Laut Plan sollte nun eine gemeinsame Probe der von allen eigenständig einstudierten Songs stattfinden. Kurzerhand entschied Klassen jedoch, dass einfach ohne Probe direkt mit dem Konzert begonnen wird. Es ist eben ein Spontan-Konzert, da weiß man nie so genau, wann was als nächstes passiert …
Klassen hebt die Hände und stimmt zum ersten Stück an. Nach und nach setzen alle Musiker ein. Aus der anfänglichen Kakophonie erwächst langsam Struktur, Rhythmus, Melodie. Jeder kennt ja seinen Part. Diese zusammen zu setzen ist nun die Übung. Beim dritten Mal klappt’s! Für die besondere Stimmung sorgt der Defne Chor, singend und klatschend begleiten sie die Stücke.
Die Stimmung ist ausgelassen. Mehr und mehr neugieriges Publikum gesellt sich hinzu. Lieder, die beim Singen und Spielen besonders viel Spaß machen, werden schlichtweg wiederholt und machen beim nächsten Mal noch viel mehr Freude. Auch ein brasilianischer Opernsänger ist gekommen und intoniert bei Beethovens Ode die Solostellen.
Tobender Applaus nach dem letzten Stück. Die Musikerinnen und Musiker packen langsam zusammen. Im Schatten wird es schnell zu kalt für Finger und Instrumente.
Doch einige folgen der Einladung, gemeinsam mit Pianist Tarek Yamami weiter zu jammen.

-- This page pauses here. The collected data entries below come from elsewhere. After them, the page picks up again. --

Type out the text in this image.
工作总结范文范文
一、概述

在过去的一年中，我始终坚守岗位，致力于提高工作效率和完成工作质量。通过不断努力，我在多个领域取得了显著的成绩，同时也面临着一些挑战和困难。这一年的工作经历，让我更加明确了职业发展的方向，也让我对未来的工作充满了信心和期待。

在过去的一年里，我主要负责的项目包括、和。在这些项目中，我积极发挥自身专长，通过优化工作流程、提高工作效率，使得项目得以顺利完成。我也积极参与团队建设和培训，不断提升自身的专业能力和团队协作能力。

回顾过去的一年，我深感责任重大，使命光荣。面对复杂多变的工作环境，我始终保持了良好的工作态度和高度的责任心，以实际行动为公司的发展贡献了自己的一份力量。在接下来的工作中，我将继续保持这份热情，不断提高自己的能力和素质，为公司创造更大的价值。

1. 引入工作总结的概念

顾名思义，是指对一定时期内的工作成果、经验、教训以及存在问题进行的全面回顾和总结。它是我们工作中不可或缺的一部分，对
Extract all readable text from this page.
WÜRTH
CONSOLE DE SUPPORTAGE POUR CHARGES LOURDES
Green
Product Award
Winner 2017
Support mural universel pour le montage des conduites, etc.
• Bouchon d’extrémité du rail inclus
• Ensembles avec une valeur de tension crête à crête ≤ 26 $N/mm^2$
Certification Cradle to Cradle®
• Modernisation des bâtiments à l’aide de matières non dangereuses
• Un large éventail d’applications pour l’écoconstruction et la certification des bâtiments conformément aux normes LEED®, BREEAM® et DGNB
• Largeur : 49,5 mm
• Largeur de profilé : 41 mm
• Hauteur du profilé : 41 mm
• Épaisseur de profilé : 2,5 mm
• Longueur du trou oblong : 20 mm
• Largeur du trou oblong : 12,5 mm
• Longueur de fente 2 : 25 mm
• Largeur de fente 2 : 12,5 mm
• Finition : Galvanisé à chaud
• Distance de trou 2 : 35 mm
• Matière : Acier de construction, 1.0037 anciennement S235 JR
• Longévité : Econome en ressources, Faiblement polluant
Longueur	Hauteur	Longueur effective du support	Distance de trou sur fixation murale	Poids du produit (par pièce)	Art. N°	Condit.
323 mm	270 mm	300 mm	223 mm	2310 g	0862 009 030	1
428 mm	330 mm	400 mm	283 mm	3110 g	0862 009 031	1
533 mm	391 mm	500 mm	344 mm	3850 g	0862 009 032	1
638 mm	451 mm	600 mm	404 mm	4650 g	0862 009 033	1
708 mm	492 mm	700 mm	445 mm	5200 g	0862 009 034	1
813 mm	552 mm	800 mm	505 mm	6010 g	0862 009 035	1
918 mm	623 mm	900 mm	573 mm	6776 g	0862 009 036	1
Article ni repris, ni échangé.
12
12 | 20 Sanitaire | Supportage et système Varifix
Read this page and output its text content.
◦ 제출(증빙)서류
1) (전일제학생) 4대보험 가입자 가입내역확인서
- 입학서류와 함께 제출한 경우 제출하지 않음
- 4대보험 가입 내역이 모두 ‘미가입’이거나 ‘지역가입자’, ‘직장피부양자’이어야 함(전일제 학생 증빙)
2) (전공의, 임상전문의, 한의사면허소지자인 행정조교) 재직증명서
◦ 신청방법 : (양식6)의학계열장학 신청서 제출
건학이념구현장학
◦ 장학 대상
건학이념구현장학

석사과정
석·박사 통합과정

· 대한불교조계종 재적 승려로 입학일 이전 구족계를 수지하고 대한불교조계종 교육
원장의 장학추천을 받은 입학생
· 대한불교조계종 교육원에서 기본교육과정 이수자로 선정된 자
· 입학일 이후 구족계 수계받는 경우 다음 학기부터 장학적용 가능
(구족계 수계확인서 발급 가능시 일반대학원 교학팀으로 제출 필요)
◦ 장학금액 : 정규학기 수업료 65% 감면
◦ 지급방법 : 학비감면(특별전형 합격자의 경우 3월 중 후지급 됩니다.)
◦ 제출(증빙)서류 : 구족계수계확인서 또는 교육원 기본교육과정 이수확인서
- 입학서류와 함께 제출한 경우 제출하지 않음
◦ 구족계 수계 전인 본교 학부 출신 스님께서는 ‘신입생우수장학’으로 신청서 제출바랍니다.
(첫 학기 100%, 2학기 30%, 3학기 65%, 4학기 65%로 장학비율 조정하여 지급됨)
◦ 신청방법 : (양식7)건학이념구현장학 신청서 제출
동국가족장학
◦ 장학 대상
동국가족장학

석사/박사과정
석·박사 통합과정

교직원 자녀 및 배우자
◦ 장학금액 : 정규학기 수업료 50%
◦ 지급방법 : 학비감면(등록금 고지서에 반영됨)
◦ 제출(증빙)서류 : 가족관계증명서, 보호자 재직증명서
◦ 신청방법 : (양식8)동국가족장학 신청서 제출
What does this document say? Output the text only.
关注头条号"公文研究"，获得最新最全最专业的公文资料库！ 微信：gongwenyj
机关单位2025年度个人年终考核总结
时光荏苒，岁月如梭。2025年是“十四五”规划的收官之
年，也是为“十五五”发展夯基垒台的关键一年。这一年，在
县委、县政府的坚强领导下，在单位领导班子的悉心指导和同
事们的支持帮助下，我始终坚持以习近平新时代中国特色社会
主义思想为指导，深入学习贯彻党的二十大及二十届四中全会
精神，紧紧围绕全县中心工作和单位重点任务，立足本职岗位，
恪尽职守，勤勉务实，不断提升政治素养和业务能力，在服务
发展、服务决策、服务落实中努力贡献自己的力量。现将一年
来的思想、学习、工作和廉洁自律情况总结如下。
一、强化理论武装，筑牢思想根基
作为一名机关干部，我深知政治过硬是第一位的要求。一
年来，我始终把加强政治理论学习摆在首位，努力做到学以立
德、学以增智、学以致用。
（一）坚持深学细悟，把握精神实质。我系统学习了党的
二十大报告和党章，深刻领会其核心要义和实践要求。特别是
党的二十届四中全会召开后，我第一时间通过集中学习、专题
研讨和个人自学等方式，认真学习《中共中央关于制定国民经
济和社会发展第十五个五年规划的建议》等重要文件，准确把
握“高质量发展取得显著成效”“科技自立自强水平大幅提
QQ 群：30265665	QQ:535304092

Sogar ein junges Mädchen mit einer kleinen Kindergeige spielt mit, ein Gast holt seine Trommel wieder heraus und eine begeisterte Besucherin trommelt mit Essstäbchen auf einer Glasflasche. Auch Davi Saavedra ist mit seiner Gitarre gekommen und gibt zum Abschluss einige seiner selbst geschiebenen Songs zum Besten.
Ein musikalisch-fröhlicher Nachmittag auf dem Nettelbeckplatz geht zu Ende. Bereichert um Kontaktdaten, musikalische Erlebnisse und schöne Erinnerung gehen Nachbar*innen und Musiker*innen nach Hause.
Musik war heute der Kitt, aus dem Beziehungen entstehen. Mehr davon!